1.2.2. L'exemple de la pollution

Nous proposons d’illustrer maintenant la notion d’effet externe par l’exemple de la pollution, qui constitue une forme particulière d’externalité négative.
Définition
Selon Bonnieux et Desaigues (1998, p. 30), la pollution est une « externalité négative dont les conséquences se manifestent après transfert dans le milieu naturel ». Deux conditions doivent être satisfaites pour être en présence d’une pollution : « on observe un effet sur l’environnement qui peut être de nature physique (décharge de substances diverses), biologique (effets sur la mortalité d’espèces animales, sur la santé humaine), chimique (pluies acides, contamination du milieu), sonore » et « on observe une réaction humaine traduisant un dégoût, un désagrément, un souci, un découragement ou de l’anxiété, ce qui entraîne une perte de bien-être et se traduit donc par une désutilité ».
Exemple

Illustrons le cas de la pollution par un exemple : supposons un agent émetteur de pollution et un agent impacté par cette dernière. L’agent émetteur est une entreprise horticole qui produit des roses et rejette des produits toxiques dans une rivière lors de son processus de production. Ces substances toxiques sont néfastes pour la survie et l’abondance des poissons dans le lac dans lequel se jette la rivière. Le volume des substances toxiques rejetées est proportionnel au volume de la production de roses. L’agent impacté négativement par la pollution est un pêcheur, qui vit de la pêche des poissons du lac. La perte de bien-être du pêcheur est proportionnelle au volume des substances toxiques rejetées et peut être exprimée en unités monétaires. Il n’y a aucune transaction marchande entre les agents : la pollution émise par l’entreprise horticole est une externalité négative.

Suivant le modèle présenté dans la sous-section 1.1.4 (exemple numérique de la « loi de l’offre »), l’entreprise horticole est supposée produire des roses de manière à maximiser son profit. Elle intervient sur un marché concurrentiel, c'est-à-dire que sa recette marginale est égale au prix de marché. L’entreprise produit à rendements factoriels décroissants, ce qui implique que son coût marginal privé est croissant avec le volume de production. Son surplus marginal, défini comme la différence entre le prix de marché et son coût marginal privé de production, est donc décroissant avec la quantité de roses produites et s’annule pour un volume de pollution A correspondant à un volume de production. La perte de bien-être du pêcheur pour chaque unité (kilo ou nombre) de roses supplémentaire est appelée dommage marginal. La figure 14 (infra) représente cette situation.

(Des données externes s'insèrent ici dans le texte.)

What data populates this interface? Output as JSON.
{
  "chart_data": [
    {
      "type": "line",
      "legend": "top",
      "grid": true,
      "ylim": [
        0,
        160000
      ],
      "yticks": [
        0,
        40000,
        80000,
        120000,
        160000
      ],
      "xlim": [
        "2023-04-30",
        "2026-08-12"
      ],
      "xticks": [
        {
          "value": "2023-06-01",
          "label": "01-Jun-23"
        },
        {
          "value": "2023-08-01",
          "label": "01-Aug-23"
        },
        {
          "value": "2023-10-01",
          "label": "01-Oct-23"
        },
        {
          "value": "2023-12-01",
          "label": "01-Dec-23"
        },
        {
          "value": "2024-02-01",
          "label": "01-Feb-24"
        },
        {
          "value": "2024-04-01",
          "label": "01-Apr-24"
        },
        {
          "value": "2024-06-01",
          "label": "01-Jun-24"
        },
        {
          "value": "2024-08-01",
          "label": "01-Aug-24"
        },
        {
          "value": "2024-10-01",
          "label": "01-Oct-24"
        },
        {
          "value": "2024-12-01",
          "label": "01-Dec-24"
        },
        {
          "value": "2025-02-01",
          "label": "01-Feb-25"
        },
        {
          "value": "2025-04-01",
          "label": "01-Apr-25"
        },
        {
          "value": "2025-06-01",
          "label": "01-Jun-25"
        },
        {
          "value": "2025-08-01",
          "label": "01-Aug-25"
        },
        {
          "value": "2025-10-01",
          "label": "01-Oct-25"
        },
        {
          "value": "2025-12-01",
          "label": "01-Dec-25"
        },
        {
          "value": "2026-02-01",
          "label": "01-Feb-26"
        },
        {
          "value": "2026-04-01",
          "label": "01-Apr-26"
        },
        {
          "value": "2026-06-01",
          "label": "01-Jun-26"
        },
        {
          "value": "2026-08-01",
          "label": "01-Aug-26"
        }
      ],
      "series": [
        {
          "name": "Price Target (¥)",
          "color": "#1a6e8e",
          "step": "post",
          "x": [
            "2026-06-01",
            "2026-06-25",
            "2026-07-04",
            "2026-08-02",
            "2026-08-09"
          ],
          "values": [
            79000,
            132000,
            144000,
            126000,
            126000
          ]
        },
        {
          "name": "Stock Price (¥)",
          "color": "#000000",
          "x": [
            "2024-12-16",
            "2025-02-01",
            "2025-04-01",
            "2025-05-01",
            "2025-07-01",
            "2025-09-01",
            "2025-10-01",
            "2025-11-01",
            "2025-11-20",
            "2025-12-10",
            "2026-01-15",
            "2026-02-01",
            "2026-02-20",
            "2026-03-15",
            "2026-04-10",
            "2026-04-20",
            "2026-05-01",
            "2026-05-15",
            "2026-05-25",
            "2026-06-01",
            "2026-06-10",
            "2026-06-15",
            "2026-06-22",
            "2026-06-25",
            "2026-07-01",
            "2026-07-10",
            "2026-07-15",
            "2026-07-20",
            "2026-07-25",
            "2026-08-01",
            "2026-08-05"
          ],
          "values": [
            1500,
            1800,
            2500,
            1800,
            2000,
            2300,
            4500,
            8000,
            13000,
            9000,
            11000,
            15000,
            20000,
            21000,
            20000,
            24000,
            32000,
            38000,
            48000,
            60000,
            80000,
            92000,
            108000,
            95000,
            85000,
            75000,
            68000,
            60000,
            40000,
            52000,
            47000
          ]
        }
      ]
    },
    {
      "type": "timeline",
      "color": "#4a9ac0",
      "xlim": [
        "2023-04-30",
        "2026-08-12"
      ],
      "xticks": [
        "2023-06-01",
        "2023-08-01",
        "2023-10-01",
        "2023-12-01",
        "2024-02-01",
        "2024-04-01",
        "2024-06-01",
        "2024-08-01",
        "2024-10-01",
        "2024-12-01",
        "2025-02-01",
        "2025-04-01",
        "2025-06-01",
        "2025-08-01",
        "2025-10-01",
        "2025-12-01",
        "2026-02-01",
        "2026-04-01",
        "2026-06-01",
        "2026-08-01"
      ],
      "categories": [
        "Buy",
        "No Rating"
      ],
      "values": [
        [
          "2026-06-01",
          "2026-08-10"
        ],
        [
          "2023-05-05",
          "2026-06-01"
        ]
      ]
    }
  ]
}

Figure 14 : L’optimum de pollution

En l’absence de prise en compte de l’externalité négative de production de l’entreprise horticole, cette dernière fixe son niveau de production (et donc de pollution correspondant) au point A, qui correspond à une situation qui maximise son profit total mais qui induit un niveau de pollution entraînant une perte de bien-être importante pour le pêcheur.

Si le coût social de production (la somme du coût privé et du coût externe, ici les pertes subies par le pêcheur) est pris en compte, le niveau optimal de pollution se situe au point B. En effet, du point de vue de l’économie dans son ensemble, le surplus marginal dégagé par l’entreprise horticole en ce point est exactement égal au coût de la pollution pour le pêcheur. Si le niveau de production (et de pollution associée) se situe avant le point B, l’unité marginale de production rapportera davantage à l’entreprise qu’elle ne coûte au pêcheur : le dommage subi par ce dernier ne justifie pas de renoncer au surplus issu de la production, et le surplus total au niveau de l’économie peut être accru par une augmentation du volume de production (et de pollution). Si le niveau de production se situe après le point B, la pollution induite par l’unité marginale de produit coûte plus au pêcheur que sa production ne rapporte à l’entreprise : le surplus total au niveau de l’économie peut être amélioré par une réduction du volume de production et de pollution.

 
Définition

Il représente la perte de bien-être d’un agent pour chaque unité supplémentaire d’un bien produit.